The labor market's strength is a positive for the economy, of course, and full employment – and wage increases that will help reduce economic inequality – is one of the Fed's stated goals. The Fed is attempting to balance monetary policy such that inflation will moderate and the economy will keep growing, even if at a slower pace.
The war in Ukraine isn't just hitting inflation; it's also projected to impact growth. The International Monetary Fund released a new report that quantifies the likely effect of the war. The IMF is projecting that global growth will slow from an estimated 6.1% in 2021 to 3.6% in 2022 and 2023. This is 0.8 and 0.2 percentage points lower for 2022 and 2023 than projected in January.
Is Stagflation on the Cards?
The question for investors is whether inflation has peaked – or if we are headed into a "stagflation" environment. Stagflation is defined as high inflation, high unemployment, and slow or negative real economic growth. The pessimistic view is that the Fed will overshoot on interest rate increases, driving the economy into recession. This would likely reverse positive labor market trends. Added to the ongoing high prices, stagflation could result.
However, stagflation isn’t likely. Outside of food and energy, the other inputs to Consumer Price Inflation (CPI) all decreased in March. Supply chains are resolving, and the Institute for Supply Management reports that inventories are rebuilding. This will also help bring down prices. Labor shortages are not likely to ease soon, and growth, while expected to moderate, is still at or above the long-term trend.
What Can Investors Expect?
The problem for markets is exactly that – they don’t know what to expect. Circling back to the Fed, with only one rate increase enacted so far, we can't see the impact. Markets are already pricing in the higher rates, and rates will likely go higher with the announcement of one or several 50 basis point hikes. Bond yields are already up over 100 basis points in the last few months, and mortgage rates are currently over 5.00%, another significant increase in a short period.
Tighter money supply is difficult for equities, and even with the increase in rates, yields on fixed-income securities are so low that higher rates aren't as helpful, and the corresponding decrease in prices (bond yields move inversely to their prices) hurts overall return.
However, equity markets have seen record earnings for the last several quarters, and the current earnings season is shaping up as well. As of April 25th, approximately 20% of S&P 500 companies have reported first-quarter results. Of those, 76% have met or exceeded expectations on revenue and 82% on earnings. Companies have successfully passed costs on to consumers and are likely to continue to do so.
Are There Tactical Steps to Take?
When it comes to riding out volatility, as a consumer, saver, and investor, there are many things to do. The most important thing is to review your goals. As long as nothing has changed, and your plan was set up with those goals in mind, the best action is to take a step back.
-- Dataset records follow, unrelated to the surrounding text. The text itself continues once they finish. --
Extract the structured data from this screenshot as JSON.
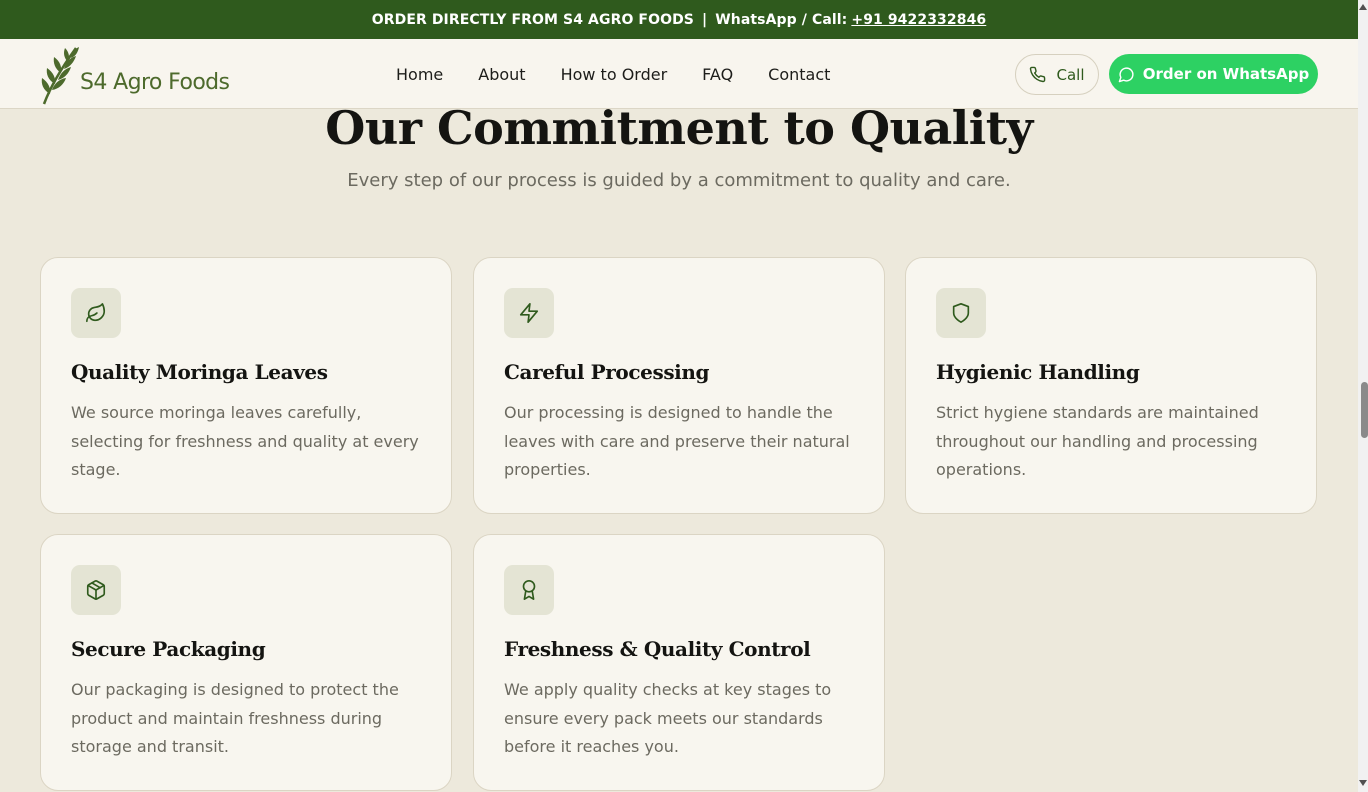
{
  "topbar": {
    "order_text": "ORDER DIRECTLY FROM S4 AGRO FOODS",
    "separator": "|",
    "contact_prefix": "WhatsApp / Call:",
    "phone": "+91 9422332846"
  },
  "header": {
    "logo_text": "S4 Agro Foods",
    "nav": [
      {
        "label": "Home"
      },
      {
        "label": "About"
      },
      {
        "label": "How to Order"
      },
      {
        "label": "FAQ"
      },
      {
        "label": "Contact"
      }
    ],
    "call_label": "Call",
    "whatsapp_label": "Order on WhatsApp"
  },
  "section": {
    "title": "Our Commitment to Quality",
    "subtitle": "Every step of our process is guided by a commitment to quality and care."
  },
  "cards": [
    {
      "icon": "leaf-icon",
      "title": "Quality Moringa Leaves",
      "text": "We source moringa leaves carefully, selecting for freshness and quality at every stage."
    },
    {
      "icon": "lightning-icon",
      "title": "Careful Processing",
      "text": "Our processing is designed to handle the leaves with care and preserve their natural properties."
    },
    {
      "icon": "shield-icon",
      "title": "Hygienic Handling",
      "text": "Strict hygiene standards are maintained throughout our handling and processing operations."
    },
    {
      "icon": "package-icon",
      "title": "Secure Packaging",
      "text": "Our packaging is designed to protect the product and maintain freshness during storage and transit."
    },
    {
      "icon": "award-icon",
      "title": "Freshness & Quality Control",
      "text": "We apply quality checks at key stages to ensure every pack meets our standards before it reaches you."
    }
  ],
  "colors": {
    "brand_green": "#2f5a1d",
    "whatsapp_green": "#2dd163",
    "background": "#ede9dc",
    "card_background": "#f8f6ef"
  }
}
Your long-term financial plan should be built to withstand shocks, and so far, there's no indication that selling everything, buying crypto, and building a bunker in your backyard is the way to go. There are some moves to make to tune up your portfolio. For instance, consider holding slightly more cash than usual. If you usually invest a tax return or other considerable amounts in one lump sum, consider dollar-cost averaging to get invested. But cutting back on 401(k) contributions, 529 plans, or HSAs doesn't make sense from a long-term perspective. On the consumer side – debt was never your friend, and it's actively eating your wealth now. Pay down high-interest debt as quickly as you can.
The Bottom Line
We’re clearly in a new monetary policy regime, and the war in Ukraine has made the inflation battle harder and has increased the uncertainty. We may be at peak inflation, and we'll see the Fed's efforts bear fruit. It's just too early to tell. As always, the long-term perspective is the best way to keep your cool and keep your balance.